The female student was transported to a Jasper hospital and has recovered.
"They're having trouble breathing, losing consciousness. Their blood pressure is going through the roof. This is a Schedule 1 drug these kids use. It's more dangerous than meth," said Pickens County Sheriff's Detective Matt Rice.
Investigators said some of the students purchased the drugs from local stores. Agents raided a smoke shop and several convenience stores and seized hundreds of products they believe are laced with synthetic drugs.
But that hasn't deterred some users.
"Unfortunately, they're going out of town, and they're finding it in other communities," Craig said.
Some lawmakers are comparing vaping products containing synthetics drugs to the synthetic marijuana crisis in Georgia, exposed by WSB-TV nearly 10 years ago.

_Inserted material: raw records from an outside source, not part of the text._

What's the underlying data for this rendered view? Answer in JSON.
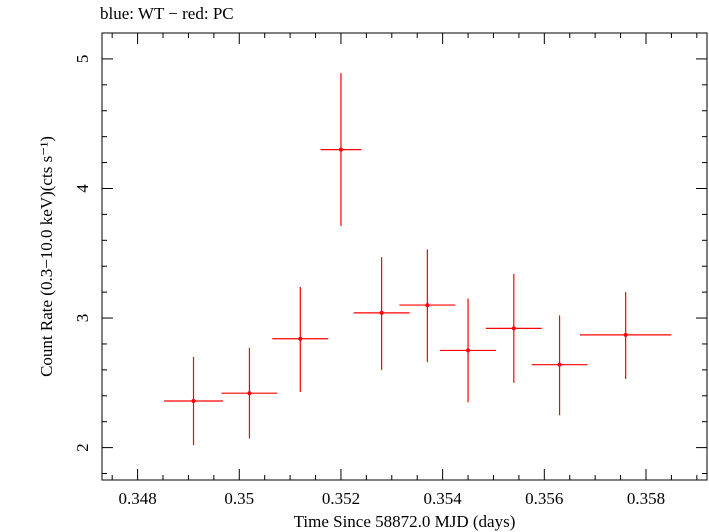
{
  "chart_data": {
    "type": "scatter",
    "title": "blue: WT − red: PC",
    "xlabel": "Time Since 58872.0 MJD (days)",
    "ylabel": "Count Rate (0.3−10.0 keV)(cts s⁻¹)",
    "xlim": [
      0.3473,
      0.3592
    ],
    "ylim": [
      1.75,
      5.2
    ],
    "x_ticks": [
      "0.348",
      "0.35",
      "0.352",
      "0.354",
      "0.356",
      "0.358"
    ],
    "y_ticks": [
      "2",
      "3",
      "4",
      "5"
    ],
    "grid": false,
    "series": [
      {
        "name": "PC",
        "color": "#ff0000",
        "points": [
          {
            "x": 0.3491,
            "y": 2.36,
            "xerr": 0.00058,
            "yerr_low": 0.34,
            "yerr_high": 0.34
          },
          {
            "x": 0.3502,
            "y": 2.42,
            "xerr": 0.00055,
            "yerr_low": 0.35,
            "yerr_high": 0.35
          },
          {
            "x": 0.3512,
            "y": 2.84,
            "xerr": 0.00055,
            "yerr_low": 0.41,
            "yerr_high": 0.4
          },
          {
            "x": 0.352,
            "y": 4.3,
            "xerr": 0.0004,
            "yerr_low": 0.59,
            "yerr_high": 0.59
          },
          {
            "x": 0.3528,
            "y": 3.04,
            "xerr": 0.00055,
            "yerr_low": 0.44,
            "yerr_high": 0.43
          },
          {
            "x": 0.3537,
            "y": 3.1,
            "xerr": 0.00055,
            "yerr_low": 0.44,
            "yerr_high": 0.43
          },
          {
            "x": 0.3545,
            "y": 2.75,
            "xerr": 0.00055,
            "yerr_low": 0.4,
            "yerr_high": 0.4
          },
          {
            "x": 0.3554,
            "y": 2.92,
            "xerr": 0.00055,
            "yerr_low": 0.42,
            "yerr_high": 0.42
          },
          {
            "x": 0.3563,
            "y": 2.64,
            "xerr": 0.00055,
            "yerr_low": 0.39,
            "yerr_high": 0.38
          },
          {
            "x": 0.3576,
            "y": 2.87,
            "xerr": 0.0009,
            "yerr_low": 0.34,
            "yerr_high": 0.33
          }
        ]
      }
    ]
  }
}
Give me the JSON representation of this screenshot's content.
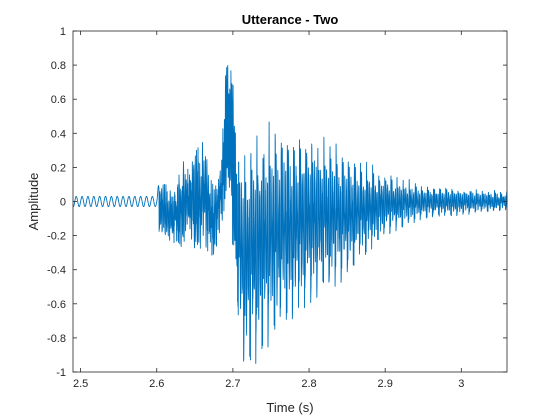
{
  "chart_data": {
    "type": "line",
    "title": "Utterance - Two",
    "xlabel": "Time (s)",
    "ylabel": "Amplitude",
    "xlim": [
      2.49,
      3.06
    ],
    "ylim": [
      -1,
      1
    ],
    "xticks": [
      2.5,
      2.6,
      2.7,
      2.8,
      2.9,
      3
    ],
    "xtick_labels": [
      "2.5",
      "2.6",
      "2.7",
      "2.8",
      "2.9",
      "3"
    ],
    "yticks": [
      -1,
      -0.8,
      -0.6,
      -0.4,
      -0.2,
      0,
      0.2,
      0.4,
      0.6,
      0.8,
      1
    ],
    "ytick_labels": [
      "-1",
      "-0.8",
      "-0.6",
      "-0.4",
      "-0.2",
      "0",
      "0.2",
      "0.4",
      "0.6",
      "0.8",
      "1"
    ],
    "grid": false,
    "box": true,
    "line_color": "#0072BD",
    "envelope": {
      "x": [
        2.49,
        2.6,
        2.604,
        2.62,
        2.64,
        2.66,
        2.675,
        2.685,
        2.69,
        2.695,
        2.7,
        2.705,
        2.71,
        2.72,
        2.73,
        2.75,
        2.77,
        2.8,
        2.85,
        2.9,
        2.95,
        3.0,
        3.06
      ],
      "upper": [
        0.03,
        0.03,
        0.15,
        0.1,
        0.28,
        0.36,
        0.1,
        0.25,
        0.8,
        0.91,
        0.84,
        0.3,
        0.35,
        0.38,
        0.44,
        0.47,
        0.45,
        0.44,
        0.3,
        0.18,
        0.1,
        0.08,
        0.06
      ],
      "lower": [
        -0.03,
        -0.03,
        -0.25,
        -0.28,
        -0.3,
        -0.3,
        -0.35,
        -0.15,
        -0.05,
        0.0,
        -0.3,
        -0.6,
        -0.9,
        -0.99,
        -0.95,
        -0.83,
        -0.72,
        -0.6,
        -0.45,
        -0.2,
        -0.1,
        -0.08,
        -0.05
      ]
    }
  }
}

"I don’t think it's a looming menace. It's a menace. We are in it right now. Look at the number of people sent to the hospital. And there's one that we don't know about for sure," said state Rep. Rick Jasperse, R-11th District.
Jasperse said he will meet with the sheriff, the Georgia Bureau of Investigation and other leaders to decide if new legislation is needed to combat the sale and use of synthetic drug vaping products, especially to minors.
"The folks who are selling this bad stuff to our kids, they're smart. They're chemists. And they just keep moving, changing the goalposts. If we need to make a law, do something administratively, we'll do it," Jasperse said.